In the beginning of my relationship with “Dan,” I was hyper-sexual. I wanted sex all day, everyday. This killed Dan, as he is not an overly sexual person at all. He doesn’t want sex very often and usually is in the mood only once a week.
Just two months ago, I was diagnosed as bipolar. I’m now medicated and am no longer overly sexual. To be honest, I have pretty much lost my entire sex drive.
I didn’t think this was a problem at first, but just last night, Dan said to me it was affecting his self-confidence. Because previously I was all over him, and now all I want to do is cuddle.
I honestly don’t know what to do. Please help.
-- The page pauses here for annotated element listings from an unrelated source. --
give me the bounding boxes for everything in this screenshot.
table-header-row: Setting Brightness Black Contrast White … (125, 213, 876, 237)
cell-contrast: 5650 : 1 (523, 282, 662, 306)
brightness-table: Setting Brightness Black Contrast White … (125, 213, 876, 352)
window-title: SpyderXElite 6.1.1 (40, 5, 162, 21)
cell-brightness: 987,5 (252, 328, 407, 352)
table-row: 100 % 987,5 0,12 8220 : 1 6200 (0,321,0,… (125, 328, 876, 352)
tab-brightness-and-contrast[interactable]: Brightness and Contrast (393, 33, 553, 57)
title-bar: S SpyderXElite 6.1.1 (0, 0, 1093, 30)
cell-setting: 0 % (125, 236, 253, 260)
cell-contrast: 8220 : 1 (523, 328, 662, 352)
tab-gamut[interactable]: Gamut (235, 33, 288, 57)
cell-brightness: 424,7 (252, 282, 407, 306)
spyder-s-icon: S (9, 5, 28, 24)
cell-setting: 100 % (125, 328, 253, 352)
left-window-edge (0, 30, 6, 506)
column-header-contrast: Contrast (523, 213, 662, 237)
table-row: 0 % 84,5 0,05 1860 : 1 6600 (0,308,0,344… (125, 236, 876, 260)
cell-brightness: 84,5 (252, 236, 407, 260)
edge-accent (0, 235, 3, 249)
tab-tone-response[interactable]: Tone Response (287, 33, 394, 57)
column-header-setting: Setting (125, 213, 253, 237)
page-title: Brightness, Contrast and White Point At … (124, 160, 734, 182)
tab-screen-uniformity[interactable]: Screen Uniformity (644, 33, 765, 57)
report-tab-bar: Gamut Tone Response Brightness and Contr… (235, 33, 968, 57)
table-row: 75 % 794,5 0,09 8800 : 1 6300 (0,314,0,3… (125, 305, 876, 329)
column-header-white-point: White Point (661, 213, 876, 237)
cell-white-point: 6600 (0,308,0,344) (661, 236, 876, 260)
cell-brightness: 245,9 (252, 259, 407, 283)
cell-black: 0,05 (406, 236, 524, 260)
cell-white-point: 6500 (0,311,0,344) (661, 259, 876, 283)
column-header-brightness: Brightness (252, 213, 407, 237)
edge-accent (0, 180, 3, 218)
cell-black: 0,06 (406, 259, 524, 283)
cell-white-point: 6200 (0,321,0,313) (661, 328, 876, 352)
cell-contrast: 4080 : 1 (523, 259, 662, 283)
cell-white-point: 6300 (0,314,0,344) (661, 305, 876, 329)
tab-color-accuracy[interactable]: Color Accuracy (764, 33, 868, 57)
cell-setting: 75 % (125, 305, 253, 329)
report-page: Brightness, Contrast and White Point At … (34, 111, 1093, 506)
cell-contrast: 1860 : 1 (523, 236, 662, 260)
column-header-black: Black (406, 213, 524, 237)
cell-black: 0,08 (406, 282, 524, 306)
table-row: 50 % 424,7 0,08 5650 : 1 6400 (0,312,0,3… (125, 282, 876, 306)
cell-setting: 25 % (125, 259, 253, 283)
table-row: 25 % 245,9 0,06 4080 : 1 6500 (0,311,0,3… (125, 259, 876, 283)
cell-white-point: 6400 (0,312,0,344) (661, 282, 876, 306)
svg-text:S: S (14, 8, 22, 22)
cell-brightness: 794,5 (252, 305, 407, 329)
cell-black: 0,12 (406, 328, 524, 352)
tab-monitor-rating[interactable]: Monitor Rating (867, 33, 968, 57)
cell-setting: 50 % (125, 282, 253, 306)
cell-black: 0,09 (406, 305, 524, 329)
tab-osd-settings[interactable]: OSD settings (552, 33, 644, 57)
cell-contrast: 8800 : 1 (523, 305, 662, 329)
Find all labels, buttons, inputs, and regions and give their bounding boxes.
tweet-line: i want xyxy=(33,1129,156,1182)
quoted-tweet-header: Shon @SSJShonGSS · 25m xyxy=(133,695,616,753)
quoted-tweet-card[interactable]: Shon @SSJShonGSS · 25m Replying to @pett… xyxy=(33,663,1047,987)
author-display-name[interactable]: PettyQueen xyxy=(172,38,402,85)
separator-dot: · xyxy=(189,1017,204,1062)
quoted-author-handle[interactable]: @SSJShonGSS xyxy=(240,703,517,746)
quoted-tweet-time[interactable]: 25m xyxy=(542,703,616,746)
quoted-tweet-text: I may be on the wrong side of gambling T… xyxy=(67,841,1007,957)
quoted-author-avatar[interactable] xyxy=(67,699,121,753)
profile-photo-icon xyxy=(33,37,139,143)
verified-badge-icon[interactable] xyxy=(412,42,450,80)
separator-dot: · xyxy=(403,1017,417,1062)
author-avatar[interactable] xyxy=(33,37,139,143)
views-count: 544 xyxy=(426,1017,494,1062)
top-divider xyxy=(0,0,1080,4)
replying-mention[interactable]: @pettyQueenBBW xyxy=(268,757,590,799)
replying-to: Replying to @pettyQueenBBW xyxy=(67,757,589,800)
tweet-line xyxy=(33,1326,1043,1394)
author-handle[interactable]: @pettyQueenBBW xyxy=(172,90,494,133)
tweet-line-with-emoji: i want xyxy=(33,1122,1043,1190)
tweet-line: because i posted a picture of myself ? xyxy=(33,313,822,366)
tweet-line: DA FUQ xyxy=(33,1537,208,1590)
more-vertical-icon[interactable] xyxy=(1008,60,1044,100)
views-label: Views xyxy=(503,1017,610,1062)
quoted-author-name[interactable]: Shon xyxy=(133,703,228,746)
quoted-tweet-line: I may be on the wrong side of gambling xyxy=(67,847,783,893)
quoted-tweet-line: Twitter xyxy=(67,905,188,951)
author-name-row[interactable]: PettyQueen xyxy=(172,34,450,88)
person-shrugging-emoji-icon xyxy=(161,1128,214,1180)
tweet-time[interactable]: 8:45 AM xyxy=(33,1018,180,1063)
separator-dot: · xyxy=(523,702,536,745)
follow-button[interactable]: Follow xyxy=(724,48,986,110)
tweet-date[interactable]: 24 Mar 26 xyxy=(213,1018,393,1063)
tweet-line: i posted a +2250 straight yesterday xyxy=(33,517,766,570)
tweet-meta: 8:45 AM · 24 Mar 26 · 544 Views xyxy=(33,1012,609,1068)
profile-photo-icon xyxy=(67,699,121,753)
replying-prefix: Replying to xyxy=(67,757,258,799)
I’m glad you posted. My first question is if Dan is aware of your diagnosis and medication? If so, he may benefit from knowing that one of the manic symptoms is an extremely high sex drive. As the meds ‘even out’ the highs and the lows many people complain that one of the side effects is lack of libido. Information is power, and often if loved ones know that this is a common experience they won’t be as likely to take it as a personal offense.
Secondly, have you spoken to your psychiatrist and about this issue? They also may be able to help you achieve a more balanced drive. If you have a therapist, which I highly encourage if you have been recently diagnosed. They could also have tips on how to increase sexual responsiveness.